Published October 19, 1989. Have you ever thought about the importance of women in American history? As a professor and student of marriage and family life in the United States, I have always been intrigued with the early emigrants and their patterns of migration to this country. Between 1820 and 1943, eight countries sent a total of 34 million people to America. They were, in order of the highest numbers sent, Germany, Ireland, Great Britain, Austria-Hungary, Italy, Russia, Canada and Sweden.

Eighteen other countries sent the remaining 4 million emigrants, for a total of just over 38 million during the 123-year period.

People in America trying to locate their ancestors may be interested in knowing that more than seven million Irish people emigrated to the Unites States and Canada. In fact, the 1980 US Census found that over 43 million Americans (19 percent) claimed Irish ancestry, either wholly or in part.

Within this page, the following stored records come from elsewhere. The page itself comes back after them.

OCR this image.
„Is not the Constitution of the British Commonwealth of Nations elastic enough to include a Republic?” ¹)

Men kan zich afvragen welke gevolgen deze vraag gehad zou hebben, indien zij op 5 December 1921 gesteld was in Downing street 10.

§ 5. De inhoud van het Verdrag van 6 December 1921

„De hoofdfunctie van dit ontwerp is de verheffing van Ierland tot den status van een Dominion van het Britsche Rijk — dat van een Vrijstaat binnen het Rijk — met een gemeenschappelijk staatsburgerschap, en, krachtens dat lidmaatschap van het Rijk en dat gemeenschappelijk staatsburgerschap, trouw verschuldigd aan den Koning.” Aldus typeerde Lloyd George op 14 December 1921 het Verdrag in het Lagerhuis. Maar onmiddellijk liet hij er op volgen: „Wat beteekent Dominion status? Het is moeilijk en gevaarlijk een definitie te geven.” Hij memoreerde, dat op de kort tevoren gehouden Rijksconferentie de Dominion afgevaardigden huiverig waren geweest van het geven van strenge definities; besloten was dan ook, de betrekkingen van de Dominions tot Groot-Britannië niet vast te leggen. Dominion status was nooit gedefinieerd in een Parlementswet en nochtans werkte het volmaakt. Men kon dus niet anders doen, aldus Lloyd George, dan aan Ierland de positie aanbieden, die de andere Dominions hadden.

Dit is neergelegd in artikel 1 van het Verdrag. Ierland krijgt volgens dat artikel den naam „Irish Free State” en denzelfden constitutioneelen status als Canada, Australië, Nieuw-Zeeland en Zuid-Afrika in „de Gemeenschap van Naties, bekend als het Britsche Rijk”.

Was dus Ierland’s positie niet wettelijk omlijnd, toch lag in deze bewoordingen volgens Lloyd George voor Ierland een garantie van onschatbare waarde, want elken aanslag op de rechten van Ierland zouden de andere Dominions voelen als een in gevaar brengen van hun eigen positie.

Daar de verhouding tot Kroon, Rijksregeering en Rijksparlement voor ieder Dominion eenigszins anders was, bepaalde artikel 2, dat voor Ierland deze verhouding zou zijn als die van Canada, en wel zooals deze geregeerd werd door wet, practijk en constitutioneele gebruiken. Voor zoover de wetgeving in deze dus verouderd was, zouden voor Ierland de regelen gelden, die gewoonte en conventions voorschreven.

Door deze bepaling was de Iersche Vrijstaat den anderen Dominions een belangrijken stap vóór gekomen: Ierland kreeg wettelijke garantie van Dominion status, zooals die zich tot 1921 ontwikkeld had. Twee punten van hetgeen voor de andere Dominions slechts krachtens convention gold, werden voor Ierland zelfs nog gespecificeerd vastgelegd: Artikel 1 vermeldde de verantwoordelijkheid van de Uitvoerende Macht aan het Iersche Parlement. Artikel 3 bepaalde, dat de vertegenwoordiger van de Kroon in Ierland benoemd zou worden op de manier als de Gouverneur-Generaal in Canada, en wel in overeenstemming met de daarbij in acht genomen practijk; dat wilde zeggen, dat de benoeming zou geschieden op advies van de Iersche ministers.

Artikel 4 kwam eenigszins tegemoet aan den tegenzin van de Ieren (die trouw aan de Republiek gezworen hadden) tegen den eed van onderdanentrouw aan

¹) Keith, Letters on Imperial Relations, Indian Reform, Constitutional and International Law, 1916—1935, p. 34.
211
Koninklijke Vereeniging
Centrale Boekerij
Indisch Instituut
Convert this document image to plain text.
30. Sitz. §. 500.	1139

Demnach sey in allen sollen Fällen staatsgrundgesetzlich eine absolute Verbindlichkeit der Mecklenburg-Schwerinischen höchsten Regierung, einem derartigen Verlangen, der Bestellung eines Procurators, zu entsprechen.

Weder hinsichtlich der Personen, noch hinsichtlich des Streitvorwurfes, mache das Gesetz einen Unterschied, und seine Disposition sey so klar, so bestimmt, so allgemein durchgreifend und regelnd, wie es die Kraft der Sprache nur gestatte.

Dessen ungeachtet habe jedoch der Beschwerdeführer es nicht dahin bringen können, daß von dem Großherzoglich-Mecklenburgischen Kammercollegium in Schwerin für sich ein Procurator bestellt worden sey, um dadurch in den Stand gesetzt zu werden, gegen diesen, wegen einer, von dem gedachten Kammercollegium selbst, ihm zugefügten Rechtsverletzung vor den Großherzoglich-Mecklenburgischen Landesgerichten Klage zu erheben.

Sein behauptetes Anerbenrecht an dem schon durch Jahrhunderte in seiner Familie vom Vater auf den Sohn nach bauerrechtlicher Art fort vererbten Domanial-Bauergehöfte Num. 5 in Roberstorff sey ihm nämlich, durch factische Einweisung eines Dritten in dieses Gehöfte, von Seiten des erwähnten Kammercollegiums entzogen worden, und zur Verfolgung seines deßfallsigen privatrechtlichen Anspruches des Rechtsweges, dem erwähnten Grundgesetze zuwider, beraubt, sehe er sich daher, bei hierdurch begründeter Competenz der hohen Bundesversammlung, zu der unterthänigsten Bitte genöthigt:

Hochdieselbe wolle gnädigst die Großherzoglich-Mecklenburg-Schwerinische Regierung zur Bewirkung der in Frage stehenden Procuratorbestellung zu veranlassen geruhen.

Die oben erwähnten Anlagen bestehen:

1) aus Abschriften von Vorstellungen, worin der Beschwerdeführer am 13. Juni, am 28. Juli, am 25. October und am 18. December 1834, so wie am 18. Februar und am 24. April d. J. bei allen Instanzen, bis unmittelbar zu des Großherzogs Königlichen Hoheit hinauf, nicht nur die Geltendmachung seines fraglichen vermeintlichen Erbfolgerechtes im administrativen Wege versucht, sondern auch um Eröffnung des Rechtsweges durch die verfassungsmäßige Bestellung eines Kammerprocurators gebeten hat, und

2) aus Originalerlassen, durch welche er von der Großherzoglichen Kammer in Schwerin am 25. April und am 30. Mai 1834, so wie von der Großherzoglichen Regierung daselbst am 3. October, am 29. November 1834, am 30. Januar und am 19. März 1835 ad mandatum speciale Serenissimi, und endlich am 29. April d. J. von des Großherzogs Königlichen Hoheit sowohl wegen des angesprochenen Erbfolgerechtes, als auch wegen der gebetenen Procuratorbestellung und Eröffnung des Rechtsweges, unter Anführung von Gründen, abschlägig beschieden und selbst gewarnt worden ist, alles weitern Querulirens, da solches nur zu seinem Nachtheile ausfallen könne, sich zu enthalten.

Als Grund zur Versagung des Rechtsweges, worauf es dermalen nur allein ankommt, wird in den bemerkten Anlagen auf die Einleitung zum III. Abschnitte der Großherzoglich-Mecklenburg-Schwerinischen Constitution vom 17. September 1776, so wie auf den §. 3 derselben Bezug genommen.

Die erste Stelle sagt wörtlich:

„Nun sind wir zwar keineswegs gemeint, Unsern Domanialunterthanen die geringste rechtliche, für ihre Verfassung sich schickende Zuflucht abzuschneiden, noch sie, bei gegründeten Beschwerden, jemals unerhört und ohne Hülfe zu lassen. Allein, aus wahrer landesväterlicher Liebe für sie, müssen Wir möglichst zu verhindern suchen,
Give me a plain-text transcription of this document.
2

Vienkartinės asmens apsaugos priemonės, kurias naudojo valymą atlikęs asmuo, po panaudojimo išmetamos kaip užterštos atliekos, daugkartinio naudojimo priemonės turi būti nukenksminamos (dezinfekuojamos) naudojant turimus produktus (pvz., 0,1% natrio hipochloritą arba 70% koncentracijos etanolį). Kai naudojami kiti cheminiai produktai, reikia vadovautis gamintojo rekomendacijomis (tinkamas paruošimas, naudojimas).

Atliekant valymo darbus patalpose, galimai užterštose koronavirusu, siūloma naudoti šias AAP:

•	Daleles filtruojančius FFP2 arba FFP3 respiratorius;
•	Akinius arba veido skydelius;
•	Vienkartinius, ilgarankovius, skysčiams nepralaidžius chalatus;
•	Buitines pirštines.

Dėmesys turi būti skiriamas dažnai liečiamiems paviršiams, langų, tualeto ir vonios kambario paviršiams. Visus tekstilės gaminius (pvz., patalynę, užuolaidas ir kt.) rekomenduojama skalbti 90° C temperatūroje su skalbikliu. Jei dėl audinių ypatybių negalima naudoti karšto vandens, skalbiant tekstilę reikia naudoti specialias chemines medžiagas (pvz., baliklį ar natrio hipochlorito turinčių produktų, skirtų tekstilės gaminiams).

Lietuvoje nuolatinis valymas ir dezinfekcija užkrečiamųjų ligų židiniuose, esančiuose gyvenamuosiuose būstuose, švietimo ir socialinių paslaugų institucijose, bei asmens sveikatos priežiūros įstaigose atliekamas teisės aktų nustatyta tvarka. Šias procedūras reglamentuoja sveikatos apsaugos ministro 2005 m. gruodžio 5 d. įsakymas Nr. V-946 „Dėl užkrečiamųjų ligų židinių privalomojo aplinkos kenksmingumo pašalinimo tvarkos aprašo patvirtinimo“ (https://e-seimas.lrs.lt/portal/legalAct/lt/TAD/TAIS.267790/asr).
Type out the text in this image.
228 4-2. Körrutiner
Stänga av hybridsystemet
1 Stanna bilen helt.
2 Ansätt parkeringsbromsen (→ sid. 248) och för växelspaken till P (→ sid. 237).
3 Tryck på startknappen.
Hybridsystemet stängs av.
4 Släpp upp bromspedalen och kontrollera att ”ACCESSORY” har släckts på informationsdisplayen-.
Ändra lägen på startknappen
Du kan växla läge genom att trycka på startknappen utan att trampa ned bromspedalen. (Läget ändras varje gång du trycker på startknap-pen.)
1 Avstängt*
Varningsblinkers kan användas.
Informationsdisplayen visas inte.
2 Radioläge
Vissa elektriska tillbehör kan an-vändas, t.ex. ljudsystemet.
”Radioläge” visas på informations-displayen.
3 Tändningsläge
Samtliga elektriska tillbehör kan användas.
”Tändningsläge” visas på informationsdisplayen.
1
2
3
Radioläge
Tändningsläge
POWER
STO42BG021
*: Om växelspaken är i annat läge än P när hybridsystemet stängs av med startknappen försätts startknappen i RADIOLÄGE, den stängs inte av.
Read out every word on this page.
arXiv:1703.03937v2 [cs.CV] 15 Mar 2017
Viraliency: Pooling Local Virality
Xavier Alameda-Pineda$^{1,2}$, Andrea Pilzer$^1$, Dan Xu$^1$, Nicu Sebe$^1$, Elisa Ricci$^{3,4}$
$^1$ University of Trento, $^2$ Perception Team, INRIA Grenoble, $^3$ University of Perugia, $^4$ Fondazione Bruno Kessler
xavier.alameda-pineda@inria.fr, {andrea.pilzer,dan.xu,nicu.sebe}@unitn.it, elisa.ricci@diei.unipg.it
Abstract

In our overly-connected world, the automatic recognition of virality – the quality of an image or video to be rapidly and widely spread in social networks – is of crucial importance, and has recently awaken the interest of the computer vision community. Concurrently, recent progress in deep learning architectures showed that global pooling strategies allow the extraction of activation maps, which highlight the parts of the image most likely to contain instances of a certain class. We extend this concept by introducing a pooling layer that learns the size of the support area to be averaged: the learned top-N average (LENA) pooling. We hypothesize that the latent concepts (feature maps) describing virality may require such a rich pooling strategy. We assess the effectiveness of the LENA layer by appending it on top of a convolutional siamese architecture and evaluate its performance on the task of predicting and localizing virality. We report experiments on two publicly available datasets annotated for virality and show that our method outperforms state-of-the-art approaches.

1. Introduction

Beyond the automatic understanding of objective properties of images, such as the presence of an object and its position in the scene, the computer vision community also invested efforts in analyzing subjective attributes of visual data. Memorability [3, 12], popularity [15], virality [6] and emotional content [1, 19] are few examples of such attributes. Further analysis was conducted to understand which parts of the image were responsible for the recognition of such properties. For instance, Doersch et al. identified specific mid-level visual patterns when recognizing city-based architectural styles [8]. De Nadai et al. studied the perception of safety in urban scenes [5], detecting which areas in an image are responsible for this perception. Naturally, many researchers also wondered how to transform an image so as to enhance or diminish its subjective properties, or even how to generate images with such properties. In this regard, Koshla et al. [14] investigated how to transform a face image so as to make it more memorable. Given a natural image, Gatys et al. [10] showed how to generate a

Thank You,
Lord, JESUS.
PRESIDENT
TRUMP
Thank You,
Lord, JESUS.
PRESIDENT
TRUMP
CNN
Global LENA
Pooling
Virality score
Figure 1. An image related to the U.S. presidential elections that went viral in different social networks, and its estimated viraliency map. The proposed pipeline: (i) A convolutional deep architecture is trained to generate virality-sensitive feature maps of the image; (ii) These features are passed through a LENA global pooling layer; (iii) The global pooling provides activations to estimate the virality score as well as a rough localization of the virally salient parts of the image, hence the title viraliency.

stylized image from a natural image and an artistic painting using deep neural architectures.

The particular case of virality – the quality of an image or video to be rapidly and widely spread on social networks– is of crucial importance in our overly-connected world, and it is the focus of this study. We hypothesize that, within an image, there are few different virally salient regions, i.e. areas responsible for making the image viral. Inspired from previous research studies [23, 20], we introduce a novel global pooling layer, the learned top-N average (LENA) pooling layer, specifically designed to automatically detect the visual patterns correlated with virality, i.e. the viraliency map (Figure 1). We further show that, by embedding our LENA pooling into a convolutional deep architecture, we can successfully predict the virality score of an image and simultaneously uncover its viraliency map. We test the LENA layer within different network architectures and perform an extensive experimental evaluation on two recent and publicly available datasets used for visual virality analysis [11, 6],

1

The past few weeks, I have been reading an interesting book titled “Erin’s Daughters in America” By Hasia R. Diner. She has noted that the Irish emigration to America was comprised mostly of single young men and women in their early 20s. In addition, the women immigrants outnumbered the men. She wrote, “Beginning in the early 19th century, the exodus from Ireland to the United States amounted to a virtual tidal wave of human beings leaving one home and seeking another. That more than half of these immigrants were women, that the migration constituted basically a mass female movement, did not escape the notice of observers on either side of the Atlantic. No other major group of immigrants in American history contained so many women.”

“Among the Germans,” Diner noted, “a group that arrived over the same span of years as the Irish, the women made up 41 percent of the total immigrant population whereas among the Irish, women accounted for 52.9 percent. The contrast with other immigrants of the late 19th and early 20th century presents an even more striking picture. Southern Italian women, for example, comprised a mere 21 percent of migrants from their homeland; in 1907, 13 percent of all Croatian arrivals were women; and among Greeks only 4 percent of the newcomers were female. The only large foreign-born immigrant population where men and women came in roughly equal numbers were the Jewish emigrants, yet even here men still outnumbered women slightly. Furthermore, a good portion of the new Jewish arrivals were children, indicating that a large number of the immigrants were married and had brought their young with them. The Irish immigrants were primarily still single women and men. Only about 5 percent of all Irish immigrants were children, compared with 28 percent of all Jewish immigrants.”

Hasia Diner also documents how Irish women assisted each other in emigrating to America. She points out, “Much of the migration occurred along female lines. Women brought over other women: sisters brought sisters, aunts brought their nieces, cousins assisted one another. In many cases migrating married couples set themselves up in the United States under the auspices of the wife’s kin already here and settled near them.”

“Women actively promoted migration and traveled along what might be seen as female chains. They made the trips together, they helped finance one another, and they met and greeted one another. Although they certainly assisted male kin as well, particularly brothers, the primary emphasis focused on their sisters and other female relatives. Journeying to the United States to a sister, an aunt or a friend became the typical pattern for Irish migrant women.”

If you think you are among the 19 percent of American who has Irish ancestry, you may be interested in reading Hasia R. Diner’s book “Erin’s Daughters in America: Irish Immigrant Women in the Nineteenth Century.” It was published in Baltimore by the Johns Hopkins University Press in 1983.